A Weekly Thought for Family Discussion at the Shabbat Table


Parshat Nitzavim

Keeping the Torah's mitzvos is easy, right?! Shabbat - going home early on Fridays in the winter; keeping kosher - even in business, at birthday parties, and on holiday; Yom Tov - taking off all of those days from work; learning Torah- - going to Jewish day school, cheder, adult education classes - it's as easy as pie, right? Yes, it is, if we have the right attitude. If we see the Torah as a burden - and restrictive - then it is hard. If we see it as freeing us to get the most meaning and fulfilment out of our lives, then it is easy and enjoyable. So the Torah says in this week's Sedra: "

...it is not hidden from you and it is not distant. It is not in heaven, [for you] to say, 'Who can ascend to the heaven for us and take it for us, so that we can listen to it and perform it?' Nor is it across the sea, [for you] to say, 'Who can cross to the other side of the sea for us and take it for us, so that we can listen to it and perform it?' Rather, the matter is very near to you - in your mouth and your heart - to perform it."

Rabbi Tzvi Hirsch Farber explains: "...it is not hidden from you means it is not too difficult for you. It is not only for the Jews of the "old country" or for "rabbis." It belongs to you - yes you! It is up to you to elevate and inspire yourself to keep the Torah - and the Torah will, in turn, inspire you.

The Torah "is not in heaven" because from the day it was given it lives here, on earth, within our grasp and within our reach.
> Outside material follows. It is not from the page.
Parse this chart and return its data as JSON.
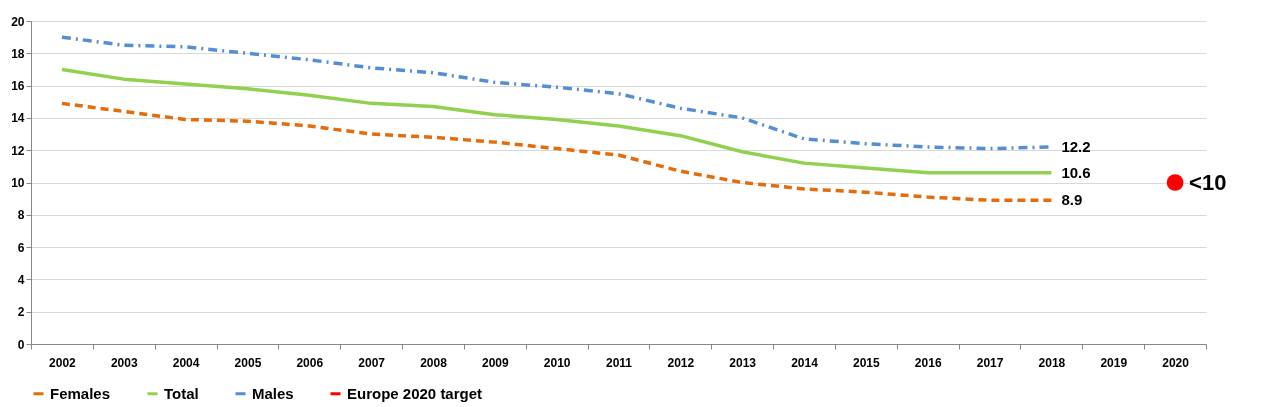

In his work Derech Hashem, Rabbi Moshe Chaim Luzatto says that this world is a world of striving and effort - and this is where the Torah is most applicable - to help guide us 's we work though daily life. As we say in Hallel: "Hashomayim, Shomayim L'Hashem - Ve'ha'aretz nasan livnei adam - The heavens belong to Hashem, but the earth is man's".

This means that each us of can find meaning in everyday life. We don't only have to wait for a bar mitzvah, wedding or family simcha to find spirituality. We can find it "within ourselves - in our mouth and in our heart". How? Consider a small example of making a bracha on an apple. Take the apple in your hand and ask yourself: "Where did this apple come from?" From a tree. Where did the tree come from? From a seed in an apple. Where did that apple come from? From a tree. Where did that tree come from? From a seed in an apple. Where does this chain end? At the very first tree in the Garden of Eden.
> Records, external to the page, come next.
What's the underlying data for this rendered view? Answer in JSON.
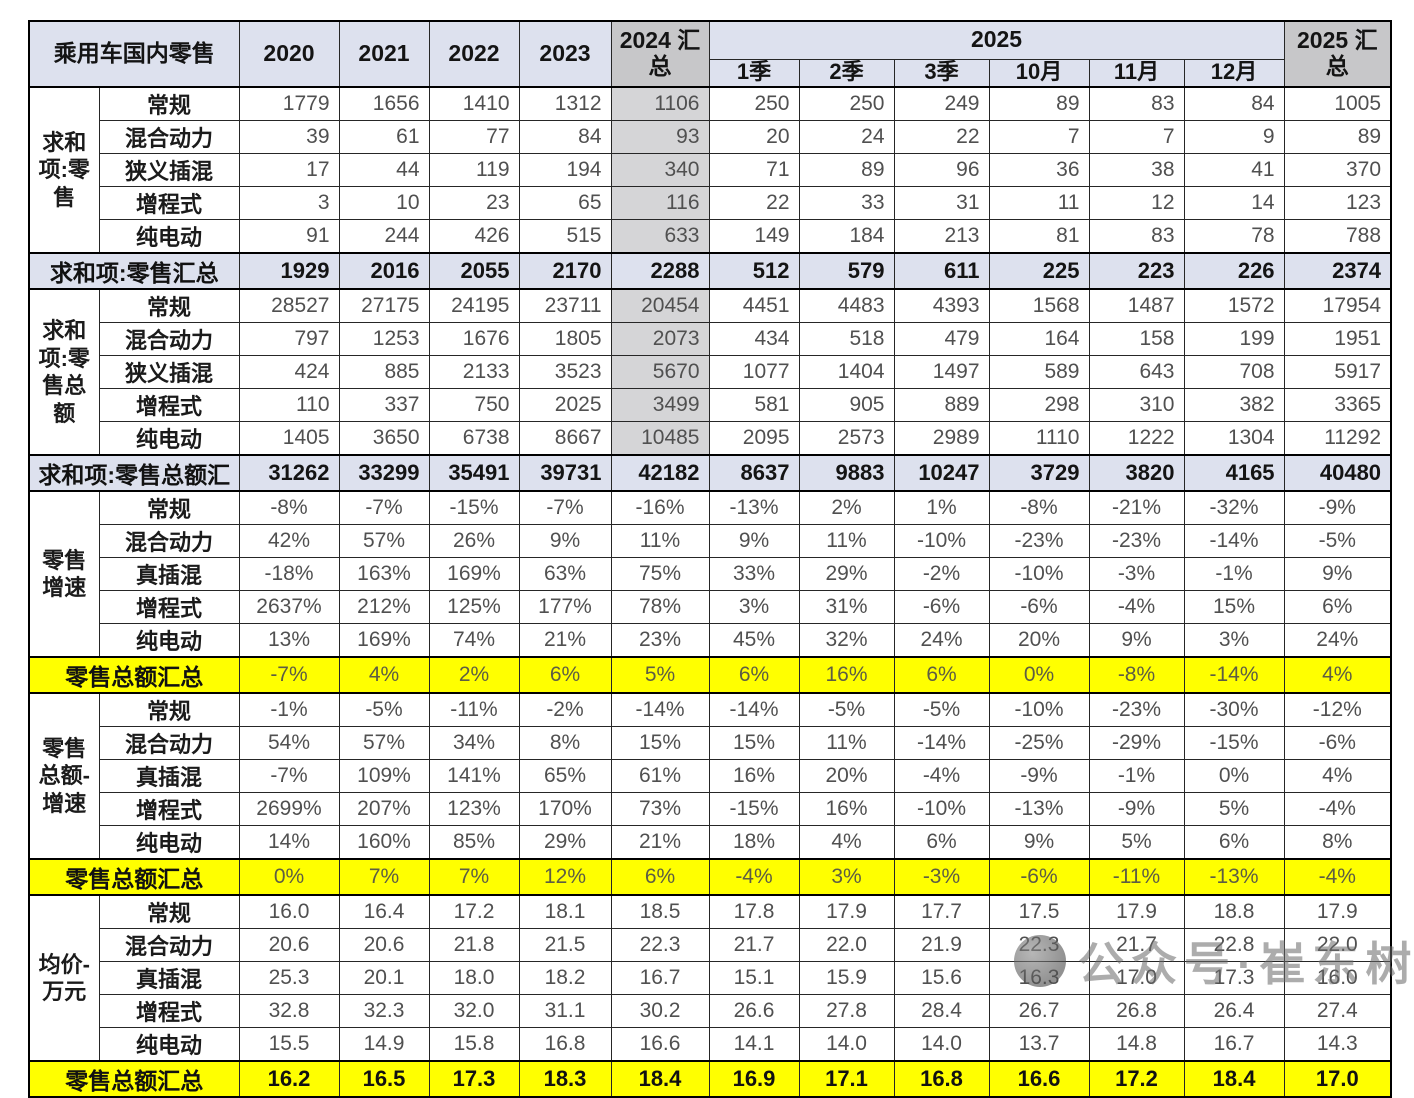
{
  "chart_data": {
    "type": "table",
    "title": "乘用车国内零售",
    "header": {
      "corner": "乘用车国内零售",
      "years": [
        "2020",
        "2021",
        "2022",
        "2023"
      ],
      "total2024": "2024 汇总",
      "group2025": "2025",
      "months": [
        "1季",
        "2季",
        "3季",
        "10月",
        "11月",
        "12月"
      ],
      "total2025": "2025 汇总"
    },
    "columns": [
      "2020",
      "2021",
      "2022",
      "2023",
      "2024 汇总",
      "1季",
      "2季",
      "3季",
      "10月",
      "11月",
      "12月",
      "2025 汇总"
    ],
    "blocks": [
      {
        "group": "求和项:零售",
        "align": "right",
        "gray_2024_column": true,
        "rows": [
          {
            "label": "常规",
            "values": [
              "1779",
              "1656",
              "1410",
              "1312",
              "1106",
              "250",
              "250",
              "249",
              "89",
              "83",
              "84",
              "1005"
            ]
          },
          {
            "label": "混合动力",
            "values": [
              "39",
              "61",
              "77",
              "84",
              "93",
              "20",
              "24",
              "22",
              "7",
              "7",
              "9",
              "89"
            ]
          },
          {
            "label": "狭义插混",
            "values": [
              "17",
              "44",
              "119",
              "194",
              "340",
              "71",
              "89",
              "96",
              "36",
              "38",
              "41",
              "370"
            ]
          },
          {
            "label": "增程式",
            "values": [
              "3",
              "10",
              "23",
              "65",
              "116",
              "22",
              "33",
              "31",
              "11",
              "12",
              "14",
              "123"
            ]
          },
          {
            "label": "纯电动",
            "values": [
              "91",
              "244",
              "426",
              "515",
              "633",
              "149",
              "184",
              "213",
              "81",
              "83",
              "78",
              "788"
            ]
          }
        ],
        "summary": {
          "label": "求和项:零售汇总",
          "style": "blue",
          "values": [
            "1929",
            "2016",
            "2055",
            "2170",
            "2288",
            "512",
            "579",
            "611",
            "225",
            "223",
            "226",
            "2374"
          ]
        }
      },
      {
        "group": "求和项:零售总额",
        "align": "right",
        "gray_2024_column": true,
        "rows": [
          {
            "label": "常规",
            "values": [
              "28527",
              "27175",
              "24195",
              "23711",
              "20454",
              "4451",
              "4483",
              "4393",
              "1568",
              "1487",
              "1572",
              "17954"
            ]
          },
          {
            "label": "混合动力",
            "values": [
              "797",
              "1253",
              "1676",
              "1805",
              "2073",
              "434",
              "518",
              "479",
              "164",
              "158",
              "199",
              "1951"
            ]
          },
          {
            "label": "狭义插混",
            "values": [
              "424",
              "885",
              "2133",
              "3523",
              "5670",
              "1077",
              "1404",
              "1497",
              "589",
              "643",
              "708",
              "5917"
            ]
          },
          {
            "label": "增程式",
            "values": [
              "110",
              "337",
              "750",
              "2025",
              "3499",
              "581",
              "905",
              "889",
              "298",
              "310",
              "382",
              "3365"
            ]
          },
          {
            "label": "纯电动",
            "values": [
              "1405",
              "3650",
              "6738",
              "8667",
              "10485",
              "2095",
              "2573",
              "2989",
              "1110",
              "1222",
              "1304",
              "11292"
            ]
          }
        ],
        "summary": {
          "label": "求和项:零售总额汇",
          "style": "blue",
          "values": [
            "31262",
            "33299",
            "35491",
            "39731",
            "42182",
            "8637",
            "9883",
            "10247",
            "3729",
            "3820",
            "4165",
            "40480"
          ]
        }
      },
      {
        "group": "零售增速",
        "align": "center",
        "gray_2024_column": false,
        "rows": [
          {
            "label": "常规",
            "values": [
              "-8%",
              "-7%",
              "-15%",
              "-7%",
              "-16%",
              "-13%",
              "2%",
              "1%",
              "-8%",
              "-21%",
              "-32%",
              "-9%"
            ]
          },
          {
            "label": "混合动力",
            "values": [
              "42%",
              "57%",
              "26%",
              "9%",
              "11%",
              "9%",
              "11%",
              "-10%",
              "-23%",
              "-23%",
              "-14%",
              "-5%"
            ]
          },
          {
            "label": "真插混",
            "values": [
              "-18%",
              "163%",
              "169%",
              "63%",
              "75%",
              "33%",
              "29%",
              "-2%",
              "-10%",
              "-3%",
              "-1%",
              "9%"
            ]
          },
          {
            "label": "增程式",
            "values": [
              "2637%",
              "212%",
              "125%",
              "177%",
              "78%",
              "3%",
              "31%",
              "-6%",
              "-6%",
              "-4%",
              "15%",
              "6%"
            ]
          },
          {
            "label": "纯电动",
            "values": [
              "13%",
              "169%",
              "74%",
              "21%",
              "23%",
              "45%",
              "32%",
              "24%",
              "20%",
              "9%",
              "3%",
              "24%"
            ]
          }
        ],
        "summary": {
          "label": "零售总额汇总",
          "style": "yellow",
          "values": [
            "-7%",
            "4%",
            "2%",
            "6%",
            "5%",
            "6%",
            "16%",
            "6%",
            "0%",
            "-8%",
            "-14%",
            "4%"
          ]
        }
      },
      {
        "group": "零售总额-增速",
        "align": "center",
        "gray_2024_column": false,
        "rows": [
          {
            "label": "常规",
            "values": [
              "-1%",
              "-5%",
              "-11%",
              "-2%",
              "-14%",
              "-14%",
              "-5%",
              "-5%",
              "-10%",
              "-23%",
              "-30%",
              "-12%"
            ]
          },
          {
            "label": "混合动力",
            "values": [
              "54%",
              "57%",
              "34%",
              "8%",
              "15%",
              "15%",
              "11%",
              "-14%",
              "-25%",
              "-29%",
              "-15%",
              "-6%"
            ]
          },
          {
            "label": "真插混",
            "values": [
              "-7%",
              "109%",
              "141%",
              "65%",
              "61%",
              "16%",
              "20%",
              "-4%",
              "-9%",
              "-1%",
              "0%",
              "4%"
            ]
          },
          {
            "label": "增程式",
            "values": [
              "2699%",
              "207%",
              "123%",
              "170%",
              "73%",
              "-15%",
              "16%",
              "-10%",
              "-13%",
              "-9%",
              "5%",
              "-4%"
            ]
          },
          {
            "label": "纯电动",
            "values": [
              "14%",
              "160%",
              "85%",
              "29%",
              "21%",
              "18%",
              "4%",
              "6%",
              "9%",
              "5%",
              "6%",
              "8%"
            ]
          }
        ],
        "summary": {
          "label": "零售总额汇总",
          "style": "yellow",
          "values": [
            "0%",
            "7%",
            "7%",
            "12%",
            "6%",
            "-4%",
            "3%",
            "-3%",
            "-6%",
            "-11%",
            "-13%",
            "-4%"
          ]
        }
      },
      {
        "group": "均价-万元",
        "align": "center",
        "gray_2024_column": false,
        "rows": [
          {
            "label": "常规",
            "values": [
              "16.0",
              "16.4",
              "17.2",
              "18.1",
              "18.5",
              "17.8",
              "17.9",
              "17.7",
              "17.5",
              "17.9",
              "18.8",
              "17.9"
            ]
          },
          {
            "label": "混合动力",
            "values": [
              "20.6",
              "20.6",
              "21.8",
              "21.5",
              "22.3",
              "21.7",
              "22.0",
              "21.9",
              "22.3",
              "21.7",
              "22.8",
              "22.0"
            ]
          },
          {
            "label": "真插混",
            "values": [
              "25.3",
              "20.1",
              "18.0",
              "18.2",
              "16.7",
              "15.1",
              "15.9",
              "15.6",
              "16.3",
              "17.0",
              "17.3",
              "16.0"
            ]
          },
          {
            "label": "增程式",
            "values": [
              "32.8",
              "32.3",
              "32.0",
              "31.1",
              "30.2",
              "26.6",
              "27.8",
              "28.4",
              "26.7",
              "26.8",
              "26.4",
              "27.4"
            ]
          },
          {
            "label": "纯电动",
            "values": [
              "15.5",
              "14.9",
              "15.8",
              "16.8",
              "16.6",
              "14.1",
              "14.0",
              "14.0",
              "13.7",
              "14.8",
              "16.7",
              "14.3"
            ]
          }
        ],
        "summary": {
          "label": "零售总额汇总",
          "style": "yellow-bold",
          "values": [
            "16.2",
            "16.5",
            "17.3",
            "18.3",
            "18.4",
            "16.9",
            "17.1",
            "16.8",
            "16.6",
            "17.2",
            "18.4",
            "17.0"
          ]
        }
      }
    ],
    "layout": {
      "grid": true,
      "legend": "none"
    }
  },
  "watermark": {
    "text": "公众号·崔东树"
  },
  "colors": {
    "header_bg": "#dde1ee",
    "summary_blue_bg": "#dde1ee",
    "gray_header_bg": "#c7c7c9",
    "gray_column_bg": "#d5d5d7",
    "highlight_yellow": "#ffff00",
    "border": "#262626",
    "data_text": "#505050"
  }
}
When you make a bracha on this one apple, you are actually recognising the whole chain of apples - seeds, trees, apples... going back to the first tree Hashem made. When you think about it, you are really saying this: "Hashem, when you made the first tree, you knew that one day I would benefit from this particular apple. You had me in mind at the time of Creation. You are giving me this apple now, because you want to have a relationship with me. I want to say thank you by making a bracha and thus have a personal relationship with You.

In this way, "it is within your mouth" to feel spiritual and to meaningfully connect with Hashem, just by recognising G-d as the source of this apple. So, within this world, right here, right now, you can engage in a personal one to one with G-d. It is within your reach -just as close as the next apple!